Manusia dan alam merupakan sebuah kesatuan. Manusia selalu membutuhkan alam untuk hidup. Karena alam akan memberikan penghidupan bagi manusia.

Proses ini tidak akan berjalan baik jika manusia tidak merawatnya dengan baik, terlebih ketika alam dieksploitasi oleh tangan-tangan yang tidak bertanggung jawab.

Setiap saat problematika lingkungan selalu terjadi, penyebabnya tidak terlepas dari aktivitas tangan manusia. Karena itu ekofeminisme dapat membuka mata perempuan dalam menyelamatkan lingkungannya tanpa adanya batasan.

Ekofeminisme dan peran perempuan dalam pariwisata sangat erat kaitanya. Karena ekofeminisme memandang perempuan dan lingkungan sebagai korban dominasi laki-laki. Selain itu ekofeminisme juga mendorong pemberdayaan perempuan dalam mencapai pariwisata berkelanjutan.

Dampak positif ekofeminisme membantu perkembangan pariwisata serta alam, membantu menciptakan pariwisata berkelanjutan, dan membantu menghasilkan pengalaman pariwisata yang otentik, lebih jauh membantu menciptakan kerangka kerja inklusif serta kerja-kerja masif dalam menjaga lingkungan. 

Merawat serta menjaga alam adalah tanggung jawab semua manusia termasuk perempuan di seluruh dunia yang berperan sebagai pelaku lingkungan dan pariwisata. 

Ekofeminsme merupakan sebuah prinsip feminis yang mengusung kesetaraan bagi perempuan agar turut serta berproses dalam menyelamatkan lingkungan.  

Dunia pariwisata Indonesia telah memperlihatkan perkembangan dengan pesat. Hal tersebut dapat dilihat dari banyaknya angkatan kerja baik untuk laki-laki maupun perempuan. 

Banyaknya keikutsertaan perempuan dalam bekerja di sektor pariwisata, dunia pariwisata sangatlah berjalan dengan pesat.
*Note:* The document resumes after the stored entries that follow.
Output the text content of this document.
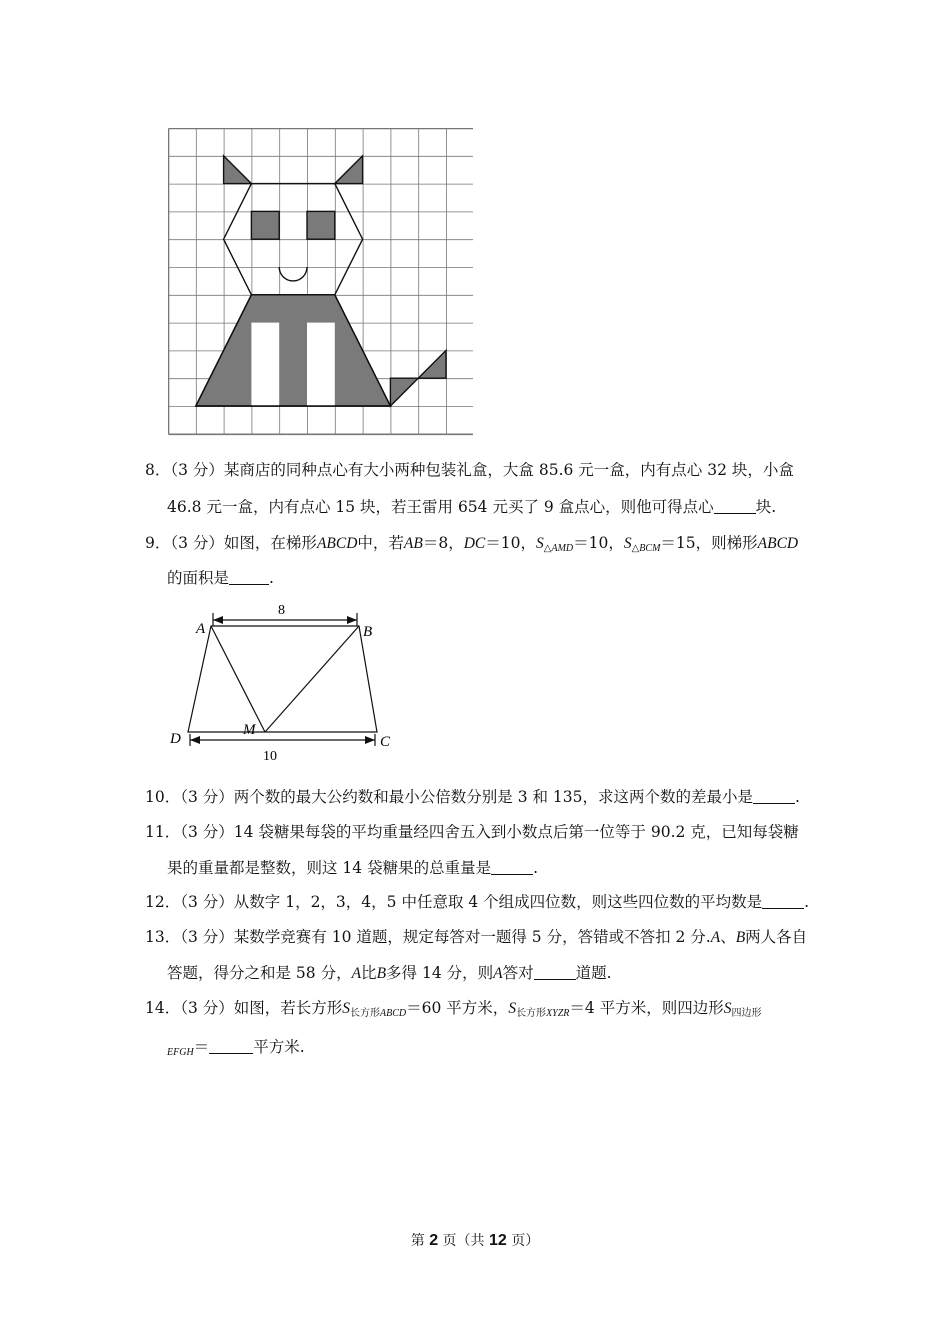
8．（3 分）某商店的同种点心有大小两种包装礼盒，大盒 85.6 元一盒，内有点心 32 块，小盒
46.8 元一盒，内有点心 15 块，若王雷用 654 元买了 9 盒点心，则他可得点心	块.
9．（3 分）如图，在梯形ABCD中，若AB＝8，DC＝10，$S_{\triangle AMD}=10$，$S_{\triangle BCM}=15$，则梯形ABCD
的面积是	.
8
10
A	B
D	C
M
10．（3 分）两个数的最大公约数和最小公倍数分别是 3 和 135，求这两个数的差最小是	.
11．（3 分）14 袋糖果每袋的平均重量经四舍五入到小数点后第一位等于 90.2 克，已知每袋糖
果的重量都是整数，则这 14 袋糖果的总重量是	.
12．（3 分）从数字 1，2，3，4，5 中任意取 4 个组成四位数，则这些四位数的平均数是	.
13．（3 分）某数学竞赛有 10 道题，规定每答对一题得 5 分，答错或不答扣 2 分.A、B两人各自
答题，得分之和是 58 分，A比B多得 14 分，则A答对	道题.
14．（3 分）如图，若长方形$S_{长方形ABCD}=60$ 平方米，$S_{长方形XYZR}=4$ 平方米，则四边形$S_{四边形}$
$_{EFGH}$＝	平方米.
第 2 页（共 12 页）
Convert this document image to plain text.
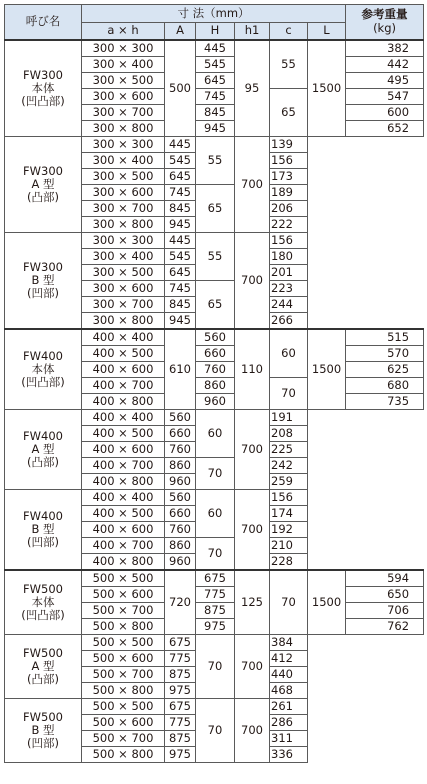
呼び名	寸 法（mm）						参考重量
(kg)
	a × h	A	H	h1	c	L	
FW300
本体
(凹凸部)	300 × 300	500	445	95	55	1500	382
	300 × 400		545				442
	300 × 500		645				495
	300 × 600		745		65		547
	300 × 700		845				600
	300 × 800		945				652
FW300
A 型
(凸部)	300 × 300	445	55	700	139		
	300 × 400	545			156		
	300 × 500	645			173		
	300 × 600	745	65		189		
	300 × 700	845			206		
	300 × 800	945			222		
FW300
B 型
(凹部)	300 × 300	445	55	700	156		
	300 × 400	545			180		
	300 × 500	645			201		
	300 × 600	745	65		223		
	300 × 700	845			244		
	300 × 800	945			266		
FW400
本体
(凹凸部)	400 × 400	610	560	110	60	1500	515
	400 × 500		660				570
	400 × 600		760				625
	400 × 700		860		70		680
	400 × 800		960				735
FW400
A 型
(凸部)	400 × 400	560	60	700	191		
	400 × 500	660			208		
	400 × 600	760			225		
	400 × 700	860	70		242		
	400 × 800	960			259		
FW400
B 型
(凹部)	400 × 400	560	60	700	156		
	400 × 500	660			174		
	400 × 600	760			192		
	400 × 700	860	70		210		
	400 × 800	960			228		
FW500
本体
(凹凸部)	500 × 500	720	675	125	70	1500	594
	500 × 600		775				650
	500 × 700		875				706
	500 × 800		975				762
FW500
A 型
(凸部)	500 × 500	675	70	700	384		
	500 × 600	775			412		
	500 × 700	875			440		
	500 × 800	975			468		
FW500
B 型
(凹部)	500 × 500	675	70	700	261		
	500 × 600	775			286		
	500 × 700	875			311		
	500 × 800	975			336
Pekerja perempuan yang terjun di dunia industri jasa pariwisata ada masih lajang maupun sudah menikah.

Peran ganda bagi perempuan yang telah menikah dan bekerja di dunia pariwisata mempunyai problematika tersendiri, dimana mereka bekerja juga harus merawat keluarga.

Dasarnya jelas bahwa tidak ada perbedaan dalam dunia kerja perempuan atau laki-laki khususnya dalam pengembangan pariwisata.

Baca pembukaan konstitusi selaku hukum dasar tertulis (UUD 1945), menyebut membebaskan bangsa dari penjajahan, membangun Indonesia yang merdeka bersatu berdaulat adil dan makmur juga melindungi segenap bangsa dan tumpah darah Indonesia. 

Berbagai pasal tentang HAM, seperti eksplisit ter-rumus dalam pasal 27 menunjuk kesamaan kedudukan warga negara di dalam hukum dan pemerintahan, serta haknya atas pekerjaan dan penghidupan yang layak.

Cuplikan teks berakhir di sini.